The Fakahatchee Strand is an open marsh backwood, roughly twenty miles in length by five miles wide and lined from north to south. It has been etched by the flow of water for a great many years and clean crisp is the best way to describe its waters. Underneath a defensive covering of bare cypress trees streams a moderate flow, shallow waterway or swamp that is hotter than the average temperature in the winter but cooler in the mid-year. The buffering impact of the quagmire and the more deep lakes that accentuate it shield the backwoods inside from outrageously frosty temperatures and this encourages a rather abnormal growth of uncommon but endangered tropical plant species.
The Fakahatchee Strand Preserve State Park has a wide exhibit of habitats and backwoods of sorts from the wetter bogs and prairies to the drier islands of tropical hardwood lofts and pine lands. Its forests of local royal palms are the most plentiful in the state. The ecological system of the Fakahatchee Strand is the main place on the planet where bare cypress trees and royal palms share the timberland shade. This has been very vital to the region’s ecosystem. It is the orchid and bromeliad capital of the landmass with 44 local orchids and 14 local bromeliad species. Florida Panthers still seek after white-tailed deer from the uplands over the wetlands. Florida wild bears and Eastern indigo snakes, Everglades’s minks and diamondback snake can even now be found here. The endemic and migratory bird life is terrific and draws in numerous eager guests.
The herbal pleasures of this watery wild incorporate the biggest number of the United States rarest species, including a record number of Florida illustrious palms, endemic freshwater plants, fourteen kinds of local bromeliads and 44 unique types of orchids, including the elusive, and at one point highly controversial, ghost orchid.
Exploring this huge wild place takes guts and a good knowledge of the wilderness, aside from the one mild introduction to this place: the Big Cypress Bend promenade off US 41 west of Everglades City.

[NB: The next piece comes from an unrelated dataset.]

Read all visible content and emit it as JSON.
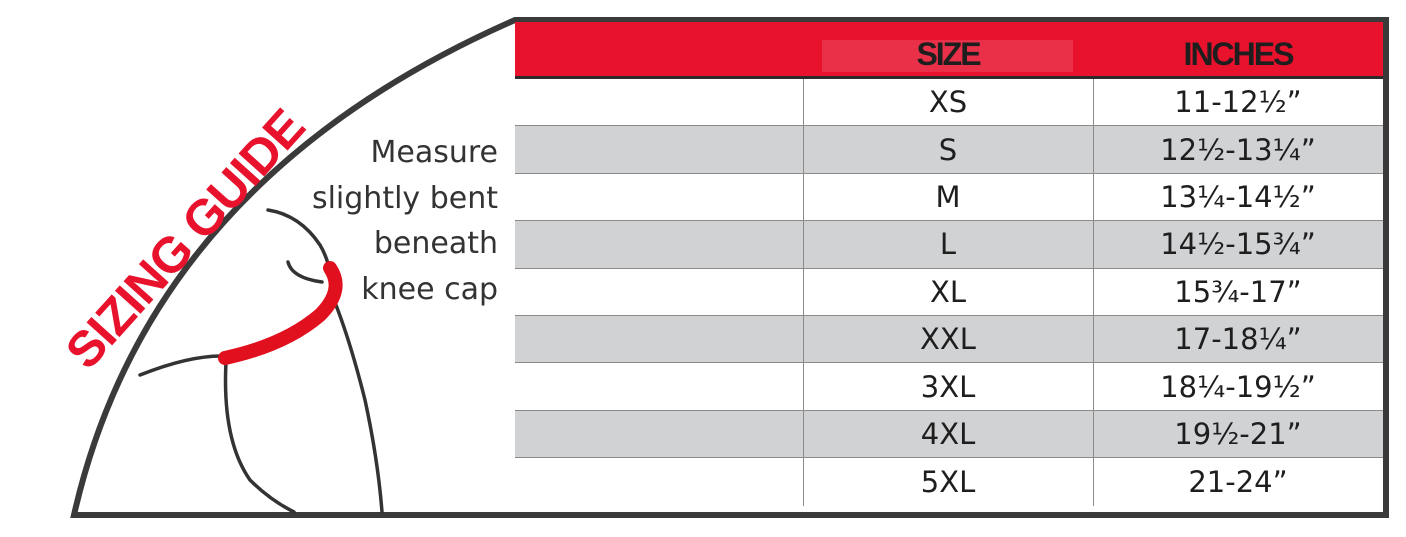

This half-mile raised walkway winds between antiquated uncovered cypress shaggy with bromeliads. This maybe the only safe stretch for visitors; the rest is the untamed wilderness.

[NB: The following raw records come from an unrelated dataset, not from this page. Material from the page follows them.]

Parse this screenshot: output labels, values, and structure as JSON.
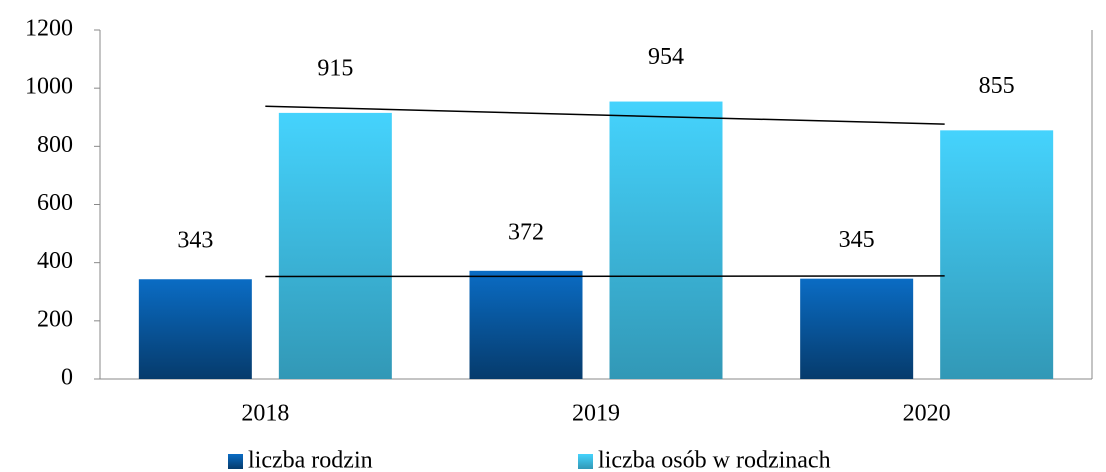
{
  "chart_data": {
    "type": "bar",
    "categories": [
      "2018",
      "2019",
      "2020"
    ],
    "series": [
      {
        "name": "liczba rodzin",
        "color": "#0a6cc4",
        "values": [
          343,
          372,
          345
        ]
      },
      {
        "name": "liczba osób w rodzinach",
        "color": "#45d3fd",
        "values": [
          915,
          954,
          855
        ]
      }
    ],
    "ylim": [
      0,
      1200
    ],
    "yticks": [
      0,
      200,
      400,
      600,
      800,
      1000,
      1200
    ],
    "trendline": "linear",
    "legend": "bottom"
  }
}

The southern bit of the Fakahatchee Strand Preserve is a standout amongst the most bountiful estuarine biological systems on the planet. Underneath the surface, where crisp water continuously turns out to be more saline, perfect conditions exist for bringing forth and the advancement of fry of industrially and recreationally vital fish species. Rookeries of birds shading the scene with specks of white, blue and pink can be seen all over. Canoeists and kayakers appreciate exploring in the midst of the grand magnificence. Fishermen work on the mangrove-embraced backwaters for snapper, snook, tarpon and redfish. West Indian manatees drift about in slow movements while American alligators sneak beneath the murky waters to hide their presence, slipping all through the tannic water to loll in the sun. On the seaside keys of the Ten Thousand Islands, loggerhead and green ocean turtles return every year to settle on similar spits of white sand shoreline from which they themselves once developed.
We mentioned so many different forms of life in this short article alone. Imagine what it’s like to actually be in this place and discover more, so better visit The Fakahatchee Strand Preserve State Park for a real pleasant surprise.